Bu özellikteki insanların çoğunda ortak bir tema göze çarpar: geçmişiyle yüzleşememiş kişi, bugünde donmuş kalır. Terapötik süreç, kişinin içsel çocuğuna kulak vermesini ve onun duyulmamış sesini fark etmesini sağlar. Bu ses duyuldukça; öfke, suçluluk ve yas yavaş yavaş çözülmeye başlar. Kişi, artık sadece geçmişin kurbanı değil; kendi ruhsal inşasının öznesidir.
Yani Dostlar; Hesaplaşmak, Kendini Yeniden Doğurmaktır!
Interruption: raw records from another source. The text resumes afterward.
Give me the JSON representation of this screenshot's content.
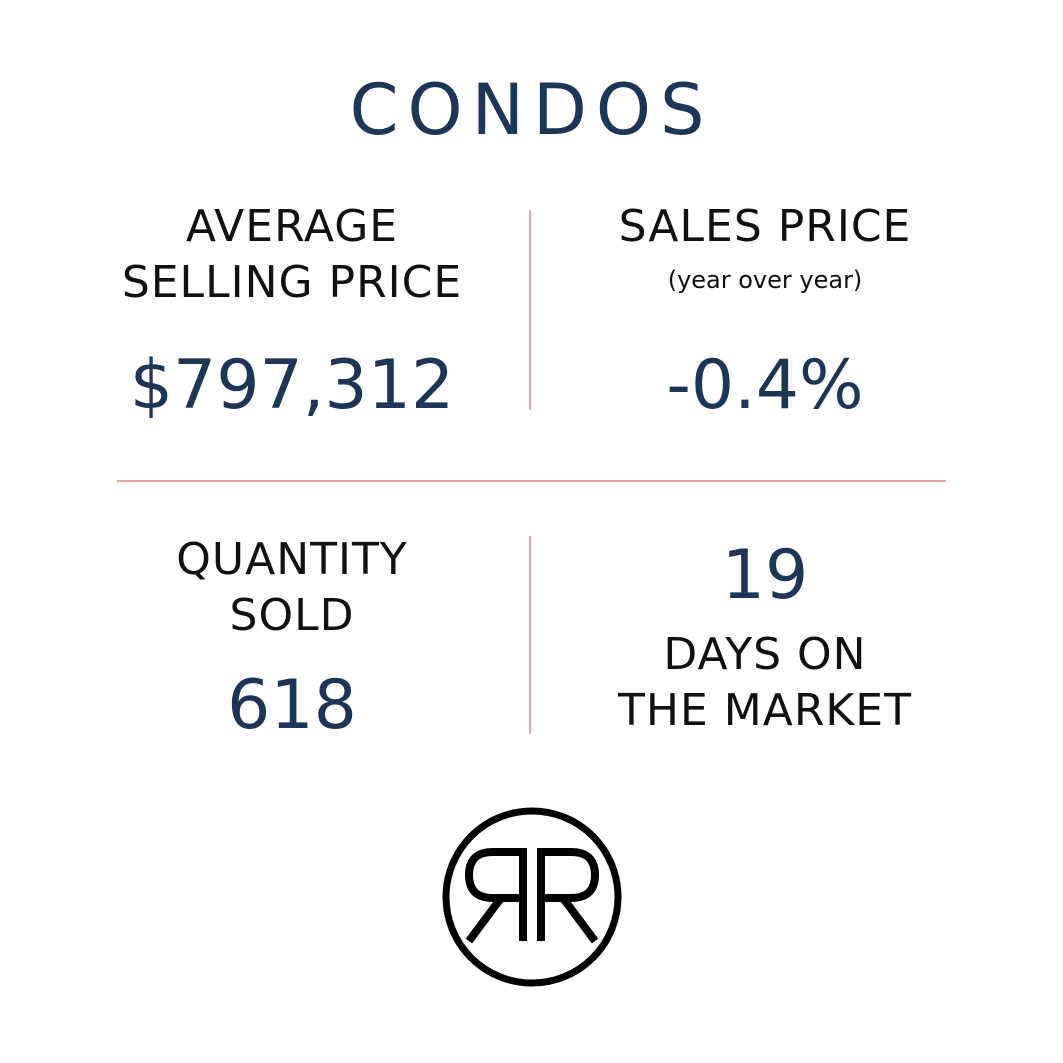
{
  "title": "CONDOS",
  "colors": {
    "accent": "#1d3557",
    "divider": "#e3a5aa",
    "text": "#111111"
  },
  "stats": {
    "avg_price": {
      "label_line1": "AVERAGE",
      "label_line2": "SELLING PRICE",
      "value": "$797,312"
    },
    "sales_price": {
      "label": "SALES PRICE",
      "sublabel": "(year over year)",
      "value": "-0.4%"
    },
    "quantity": {
      "label_line1": "QUANTITY",
      "label_line2": "SOLD",
      "value": "618"
    },
    "days": {
      "value": "19",
      "label_line1": "DAYS ON",
      "label_line2": "THE MARKET"
    }
  },
  "logo": {
    "icon": "double-r-monogram-icon",
    "letters": "RR"
  }
}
“Geçmişimle hesaplaşmalıyım” diyen bir kişi, aslında bir içsel uyanışın eşiğindedir. Bu hesaplaşma, bir isyan değil; bir yeniden doğuş çağrısıdır. Her ne kadar yaşanmamış yılların hüznü taşınsa da insan geçmişiyle barıştıkça kendisiyle barışır. Çünkü ancak geçmişin zincirlerinden kurtulan biri, bugünün içinde özgürce nefes alabilir. Geçmişin içinden bugüne yürümek, sadece hatırlamak değil; anlamak, yeniden kurgulamak ve kendini yeniden doğurmaktır. Hesaplaşmak, öfkenin değil; şifanın kapısını aralamaktır. Yaşanmamış bir çocukluk ya da bastırılmış bir gençlik, hayatın sonu değildir. Aksine, eğer bilinçle ve sabırla üzerine gidilirse, kişi kendi yaralarının da doktoru olabilir. Psikoterapi, bu iç yolculukta bir rehber; iç hesaplaşma ise ruhun özgürleştiği eşiğe açılan bir anahtardır.